Newswise — Employers are tripping over legal hurdles as more companies and their workers use social media tools like Twitter and Facebook.

The National Labor Relations Board (NLRB) is considering a case that explores whether a medical-transportation company illegally fired an employee after she criticized her boss on Facebook.

“The general rule is that social media is no different than print or oral communications when it comes to employee issues,” explains employment law expert Regina Robson, J.D., an assistant professor of management. “The same rules for libel, slander, or invasion of privacy apply.”

Robson says this case is particularly interesting because it’s been positioned as an event involving concerted activity ­– defined as communication among employees seeking to improve work conditions. Concerted activity is protected under the National Labor Relations Act.

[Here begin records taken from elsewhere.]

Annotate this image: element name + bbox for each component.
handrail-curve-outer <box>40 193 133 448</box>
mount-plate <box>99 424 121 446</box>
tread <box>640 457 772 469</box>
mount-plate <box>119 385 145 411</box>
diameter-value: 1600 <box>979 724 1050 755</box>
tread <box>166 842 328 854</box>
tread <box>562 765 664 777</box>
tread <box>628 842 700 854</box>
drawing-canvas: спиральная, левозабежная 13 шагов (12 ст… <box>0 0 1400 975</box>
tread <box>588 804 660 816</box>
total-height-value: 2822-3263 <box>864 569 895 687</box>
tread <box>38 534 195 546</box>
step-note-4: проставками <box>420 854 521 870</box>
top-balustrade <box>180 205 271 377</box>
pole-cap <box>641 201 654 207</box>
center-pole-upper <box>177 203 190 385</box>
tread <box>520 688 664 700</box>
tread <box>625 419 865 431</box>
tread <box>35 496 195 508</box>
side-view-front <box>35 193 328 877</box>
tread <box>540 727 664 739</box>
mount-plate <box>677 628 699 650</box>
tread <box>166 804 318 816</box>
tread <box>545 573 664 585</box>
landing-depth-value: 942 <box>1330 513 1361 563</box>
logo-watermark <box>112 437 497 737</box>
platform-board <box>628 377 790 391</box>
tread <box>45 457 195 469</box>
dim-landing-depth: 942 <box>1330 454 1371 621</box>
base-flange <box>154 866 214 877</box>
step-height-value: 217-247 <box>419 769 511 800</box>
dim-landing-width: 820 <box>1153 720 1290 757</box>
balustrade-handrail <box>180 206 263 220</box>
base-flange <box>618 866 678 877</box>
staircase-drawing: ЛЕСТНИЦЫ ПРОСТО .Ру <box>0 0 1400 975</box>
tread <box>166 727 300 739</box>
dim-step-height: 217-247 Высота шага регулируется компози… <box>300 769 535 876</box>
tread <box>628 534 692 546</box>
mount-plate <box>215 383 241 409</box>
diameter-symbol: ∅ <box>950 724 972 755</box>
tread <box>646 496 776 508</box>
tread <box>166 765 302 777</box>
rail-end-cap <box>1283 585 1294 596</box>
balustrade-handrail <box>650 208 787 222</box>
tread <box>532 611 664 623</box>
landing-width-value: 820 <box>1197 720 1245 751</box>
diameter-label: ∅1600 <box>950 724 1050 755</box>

“To qualify as concerted activity, the employee must prove that the communications were to other employees and related to working conditions,” says Robson. “For example, the NLRB wouldn’t protect a statement that only involved an ‘insulting, obscene or personal attack on a supervisor without any connection to larger working conditions.”

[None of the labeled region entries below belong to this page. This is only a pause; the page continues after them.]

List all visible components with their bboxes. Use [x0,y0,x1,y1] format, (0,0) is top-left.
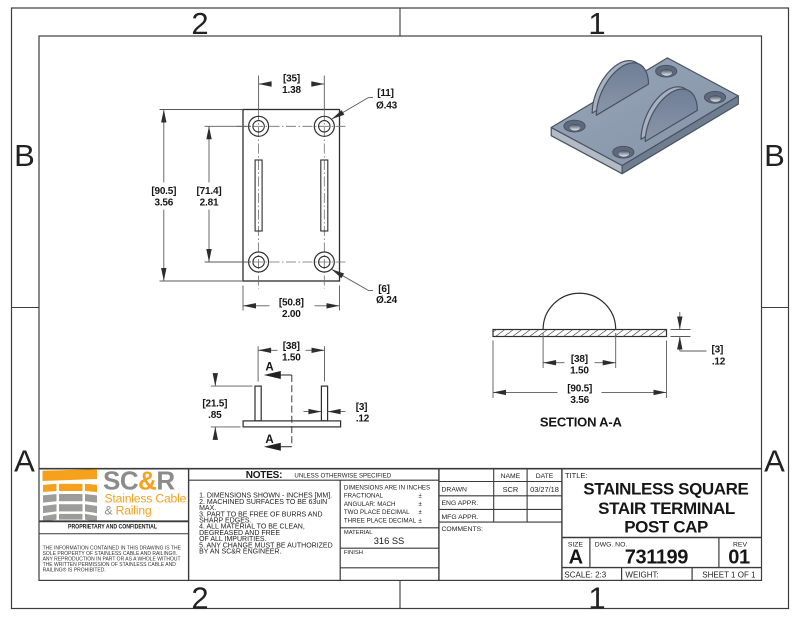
svg-text:NOTES:: NOTES: [246,470,283,481]
svg-text:.85: .85 [208,410,222,421]
svg-text:BY AN SC&R ENGINEER.: BY AN SC&R ENGINEER. [199,549,281,556]
svg-text:2.00: 2.00 [282,309,301,320]
svg-text:.12: .12 [712,357,726,368]
svg-text:ENG APPR.: ENG APPR. [442,500,479,507]
svg-text:[3]: [3] [356,402,368,413]
svg-text:ANGULAR: MACH: ANGULAR: MACH [344,501,396,508]
svg-text:03/27/18: 03/27/18 [530,485,559,494]
svg-text:A: A [764,444,785,479]
svg-text:& Railing: & Railing [105,504,152,518]
svg-text:A: A [14,444,35,479]
svg-text:[90.5]: [90.5] [567,384,592,395]
svg-text:DWG. NO.: DWG. NO. [595,541,628,548]
svg-text:[6]: [6] [378,284,390,295]
svg-text:MATERIAL: MATERIAL [344,530,373,536]
svg-text:RAILING® IS PROHIBITED.: RAILING® IS PROHIBITED. [43,567,106,574]
svg-text:WEIGHT:: WEIGHT: [625,571,658,580]
svg-text:[50.8]: [50.8] [279,297,304,308]
svg-text:STAIR TERMINAL: STAIR TERMINAL [598,499,735,518]
svg-text:3.56: 3.56 [154,198,173,209]
svg-text:2: 2 [191,6,208,41]
svg-text:PROPRIETARY AND CONFIDENTIAL: PROPRIETARY AND CONFIDENTIAL [68,524,157,531]
svg-text:[3]: [3] [711,345,723,356]
svg-text:[11]: [11] [377,88,393,99]
svg-text:A: A [569,546,583,568]
svg-text:THREE PLACE DECIMAL: THREE PLACE DECIMAL [344,518,417,525]
svg-text:DATE: DATE [536,473,554,480]
svg-text:Ø.24: Ø.24 [376,295,398,306]
svg-text:NAME: NAME [501,473,521,480]
svg-text:[71.4]: [71.4] [197,186,222,197]
svg-text:2: 2 [191,581,208,616]
svg-text:SHEET 1 OF 1: SHEET 1 OF 1 [702,571,756,580]
svg-text:DRAWN: DRAWN [442,487,468,494]
svg-text:B: B [14,138,35,173]
svg-text:A: A [265,434,273,446]
svg-text:DIMENSIONS ARE IN INCHES: DIMENSIONS ARE IN INCHES [344,484,430,491]
svg-text:1: 1 [588,6,605,41]
svg-text:A: A [265,361,273,373]
svg-text:SECTION A-A: SECTION A-A [540,415,623,430]
svg-text:Ø.43: Ø.43 [376,101,398,112]
svg-text:.12: .12 [356,413,370,424]
svg-text:1.50: 1.50 [570,365,589,376]
svg-text:1.50: 1.50 [282,353,301,364]
svg-text:TWO PLACE DECIMAL: TWO PLACE DECIMAL [344,509,410,516]
svg-text:FRACTIONAL: FRACTIONAL [344,493,384,500]
svg-text:01: 01 [728,546,750,568]
svg-text:SCR: SCR [503,485,519,494]
svg-text:SCALE: 2:3: SCALE: 2:3 [564,571,606,580]
svg-text:MFG APPR.: MFG APPR. [442,514,479,521]
svg-text:1: 1 [588,581,605,616]
svg-text:316 SS: 316 SS [374,536,405,546]
svg-text:[35]: [35] [283,74,300,85]
svg-text:FINISH: FINISH [344,550,363,556]
svg-text:[38]: [38] [283,341,300,352]
svg-text:[90.5]: [90.5] [151,186,176,197]
svg-text:3.56: 3.56 [570,395,589,406]
svg-text:2. MACHINED SURFACES TO BE 63u: 2. MACHINED SURFACES TO BE 63uIN [199,499,327,506]
svg-text:2.81: 2.81 [200,198,219,209]
svg-text:[38]: [38] [571,354,588,365]
svg-text:[21.5]: [21.5] [202,399,227,410]
svg-text:STAINLESS SQUARE: STAINLESS SQUARE [583,479,748,498]
svg-text:POST CAP: POST CAP [624,518,708,537]
svg-text:731199: 731199 [625,546,689,568]
svg-text:UNLESS OTHERWISE SPECIFIED: UNLESS OTHERWISE SPECIFIED [294,472,391,479]
svg-text:COMMENTS:: COMMENTS: [442,526,484,533]
svg-text:1.38: 1.38 [282,85,301,96]
svg-text:B: B [764,138,785,173]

Robson says an employer’s best defense to protect itself against this kind of case is to draft a responsible social media strategy which recognizes legitimate rights of employees, and then to train all employees about the policy. Her advice to employees is to familiarize themselves with their company’s social media policy, and to stick to working conditions when discussing work issues with colleagues in person, or online. “Personal attacks are far more likely to lead to termination than discussions of wages and working conditions.”